Hands-On Achievement: Massachusetts’s National Model Vocational-Technical Schools chronicles the history of vocational education and documents how schools that were initially wary of the new standards and accountability imposed by the Education Reform Act of 1993 rose to meet the challenge, becoming centers of academic excellence as well as quality hands-on instruction in vocational fields. But the book is also giving new fuel to the recent debate over admission policies at voc schools by suggesting the state should roll back recent changes to admission regulations. 

For several years, local elected officials and a coalition of community groups railed against state regulations that allow vocational schools to use selective admissions criteria in enrolling students. They argued that letting the schools rank applicants based on grades, attendance, and their discipline record was cutting off access to voc schools for some students who struggled in middle school and might benefit most from a more hands-on approach to learning. What’s more, they said, the policies were disproportionately cutting off voc-tech access for students of color, English learners, and low-income applicants. 

After years of pressure, the state Department of Elementary and Secondary Education adopted new regulations last June that prohibit voc schools from using admission criteria that have a disproportionate impact on any groups protected by state and federal law unless they can show such standards are “essential to participation” in the school’s program. The state also changed regulations so that schools could no longer count excused absences or minor discipline issues in their admissions rubric. 

The Vocational Schools Justice Coalition wanted the state to go much further and order voc schools to admit students by lottery, as state law requires for charter schools that have more applicants than seats.

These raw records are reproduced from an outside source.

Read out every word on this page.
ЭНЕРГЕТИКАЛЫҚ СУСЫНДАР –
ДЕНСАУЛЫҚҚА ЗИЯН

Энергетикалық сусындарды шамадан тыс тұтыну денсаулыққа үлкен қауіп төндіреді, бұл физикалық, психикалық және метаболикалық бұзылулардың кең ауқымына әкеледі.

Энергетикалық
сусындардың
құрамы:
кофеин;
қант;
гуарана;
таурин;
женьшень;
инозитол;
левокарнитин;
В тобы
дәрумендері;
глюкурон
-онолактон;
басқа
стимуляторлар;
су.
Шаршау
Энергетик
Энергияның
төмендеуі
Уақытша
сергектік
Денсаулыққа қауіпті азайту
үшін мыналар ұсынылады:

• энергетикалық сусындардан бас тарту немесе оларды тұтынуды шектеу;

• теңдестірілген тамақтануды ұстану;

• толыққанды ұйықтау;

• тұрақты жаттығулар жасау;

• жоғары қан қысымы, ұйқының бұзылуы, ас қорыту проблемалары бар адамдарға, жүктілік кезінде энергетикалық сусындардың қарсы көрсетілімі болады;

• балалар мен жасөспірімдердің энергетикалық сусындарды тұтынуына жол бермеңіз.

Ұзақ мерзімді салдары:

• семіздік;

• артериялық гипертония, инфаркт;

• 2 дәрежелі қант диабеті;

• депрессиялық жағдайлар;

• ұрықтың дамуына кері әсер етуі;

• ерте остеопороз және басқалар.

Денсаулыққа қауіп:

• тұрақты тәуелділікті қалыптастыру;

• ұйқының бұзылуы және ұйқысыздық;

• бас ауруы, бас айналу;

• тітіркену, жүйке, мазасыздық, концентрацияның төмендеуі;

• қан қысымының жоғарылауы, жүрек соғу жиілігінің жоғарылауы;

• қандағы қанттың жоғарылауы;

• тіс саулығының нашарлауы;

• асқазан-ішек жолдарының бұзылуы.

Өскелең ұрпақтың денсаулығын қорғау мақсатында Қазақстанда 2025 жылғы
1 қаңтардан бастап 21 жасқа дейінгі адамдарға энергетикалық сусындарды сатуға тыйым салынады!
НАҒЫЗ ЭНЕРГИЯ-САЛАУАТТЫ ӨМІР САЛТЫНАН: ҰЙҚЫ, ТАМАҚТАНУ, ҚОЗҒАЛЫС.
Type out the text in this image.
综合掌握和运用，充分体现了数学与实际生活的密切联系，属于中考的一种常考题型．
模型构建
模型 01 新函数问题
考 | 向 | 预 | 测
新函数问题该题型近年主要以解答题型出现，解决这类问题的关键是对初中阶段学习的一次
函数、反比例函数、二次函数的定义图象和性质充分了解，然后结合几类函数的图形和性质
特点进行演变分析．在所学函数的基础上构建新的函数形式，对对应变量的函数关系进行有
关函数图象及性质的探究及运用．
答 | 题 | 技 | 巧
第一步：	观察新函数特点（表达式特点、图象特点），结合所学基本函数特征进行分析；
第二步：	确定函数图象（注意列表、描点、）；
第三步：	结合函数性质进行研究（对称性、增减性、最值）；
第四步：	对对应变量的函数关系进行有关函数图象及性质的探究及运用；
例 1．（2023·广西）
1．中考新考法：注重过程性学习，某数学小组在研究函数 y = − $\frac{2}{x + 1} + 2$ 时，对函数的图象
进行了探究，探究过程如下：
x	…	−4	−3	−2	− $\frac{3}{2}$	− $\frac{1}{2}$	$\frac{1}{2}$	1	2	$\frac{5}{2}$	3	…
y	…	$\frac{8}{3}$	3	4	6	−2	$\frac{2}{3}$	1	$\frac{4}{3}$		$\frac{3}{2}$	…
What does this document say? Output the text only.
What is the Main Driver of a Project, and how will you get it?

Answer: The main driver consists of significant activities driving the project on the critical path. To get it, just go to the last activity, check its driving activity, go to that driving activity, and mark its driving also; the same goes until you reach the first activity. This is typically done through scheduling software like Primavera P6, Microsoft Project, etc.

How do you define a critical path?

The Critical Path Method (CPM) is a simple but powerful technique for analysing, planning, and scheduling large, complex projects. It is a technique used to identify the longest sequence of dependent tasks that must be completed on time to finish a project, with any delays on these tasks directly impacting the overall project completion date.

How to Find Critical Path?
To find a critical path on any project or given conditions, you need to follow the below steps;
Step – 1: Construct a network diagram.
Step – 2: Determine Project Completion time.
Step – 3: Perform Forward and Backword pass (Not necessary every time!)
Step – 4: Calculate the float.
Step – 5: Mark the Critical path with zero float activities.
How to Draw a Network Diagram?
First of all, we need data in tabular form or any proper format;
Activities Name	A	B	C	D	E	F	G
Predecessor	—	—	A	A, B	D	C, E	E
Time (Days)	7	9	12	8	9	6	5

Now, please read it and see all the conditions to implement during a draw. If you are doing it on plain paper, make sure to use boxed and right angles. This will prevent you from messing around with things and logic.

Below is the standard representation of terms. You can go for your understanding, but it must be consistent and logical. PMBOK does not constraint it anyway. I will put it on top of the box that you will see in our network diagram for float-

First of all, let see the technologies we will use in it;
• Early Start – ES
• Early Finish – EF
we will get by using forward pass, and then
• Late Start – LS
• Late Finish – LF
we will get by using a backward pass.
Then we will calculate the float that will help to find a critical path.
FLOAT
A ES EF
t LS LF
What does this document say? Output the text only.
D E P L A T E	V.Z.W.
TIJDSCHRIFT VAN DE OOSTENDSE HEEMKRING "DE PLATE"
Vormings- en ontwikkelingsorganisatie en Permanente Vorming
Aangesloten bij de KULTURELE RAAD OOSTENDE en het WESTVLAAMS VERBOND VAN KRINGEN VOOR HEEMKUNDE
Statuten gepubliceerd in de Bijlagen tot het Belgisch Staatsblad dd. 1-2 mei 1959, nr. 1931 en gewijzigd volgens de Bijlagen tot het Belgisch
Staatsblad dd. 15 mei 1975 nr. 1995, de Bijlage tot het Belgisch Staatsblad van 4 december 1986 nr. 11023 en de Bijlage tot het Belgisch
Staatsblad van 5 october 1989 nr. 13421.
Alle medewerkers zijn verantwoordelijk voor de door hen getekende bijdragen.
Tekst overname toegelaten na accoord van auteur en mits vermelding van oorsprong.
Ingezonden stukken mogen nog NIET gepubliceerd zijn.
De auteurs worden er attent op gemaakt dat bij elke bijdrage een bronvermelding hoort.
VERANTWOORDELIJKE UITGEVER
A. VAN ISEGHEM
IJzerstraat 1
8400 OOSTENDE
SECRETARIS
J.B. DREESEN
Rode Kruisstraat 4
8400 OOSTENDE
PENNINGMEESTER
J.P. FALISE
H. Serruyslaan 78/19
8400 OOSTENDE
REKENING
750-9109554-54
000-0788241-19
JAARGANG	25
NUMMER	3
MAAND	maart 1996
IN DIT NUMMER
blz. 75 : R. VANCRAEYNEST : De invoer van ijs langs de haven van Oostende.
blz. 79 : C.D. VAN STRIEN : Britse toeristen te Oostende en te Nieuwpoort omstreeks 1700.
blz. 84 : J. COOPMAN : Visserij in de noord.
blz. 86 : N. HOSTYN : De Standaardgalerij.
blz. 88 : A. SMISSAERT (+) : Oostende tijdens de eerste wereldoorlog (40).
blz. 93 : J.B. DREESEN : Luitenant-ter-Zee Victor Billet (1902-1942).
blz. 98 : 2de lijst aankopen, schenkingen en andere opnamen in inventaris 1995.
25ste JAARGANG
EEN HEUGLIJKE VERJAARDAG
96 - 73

The coalition said it will press for more changes if voc school enrollment data this coming fall continue to show the disparities that advocates have pointed to. 

But the new book on the state’s vocational schools says the changes already put in place threaten the schools’ success, and it sounds a warning about the possibility of the state going further and requiring admission lotteries. 

“This recent replacement of voc-tech schools’ longstanding admissions process with the potential threat of a lottery system chips away at the autonomy voc-tech schools have earned and that has been a key ingredient in their success,” says the book. “State policy makers should reverse the changes [they recently made] and restore full autonomy over admissions policies to voc-tech districts and schools.”

David Ferreira, co-editor of the book, said there are concerns with an open admission policy that voc schools would end up with students not as committed to their programs who could end up leaving after a year and going back to the district high school. He said there are also safety reasons for screening students based on their discipline record. “You’ve got 15 kids with welding torches and somebody starts horsing around, you’ve got major issues,” he said. 

But Lew Finfer, an organizer of the coalition fighting for admission changes, slammed the idea that the admission changes are a threat to the schools and said it’s unfair to have “life opportunities for students determined by what they did in 8th grade.” 

“Some people can change and blossom and do better in a voc setting than in a classroom setting, but they don’t get the chance,” said Finfer. “They’re public schools and they’re using a private college admissions policy.”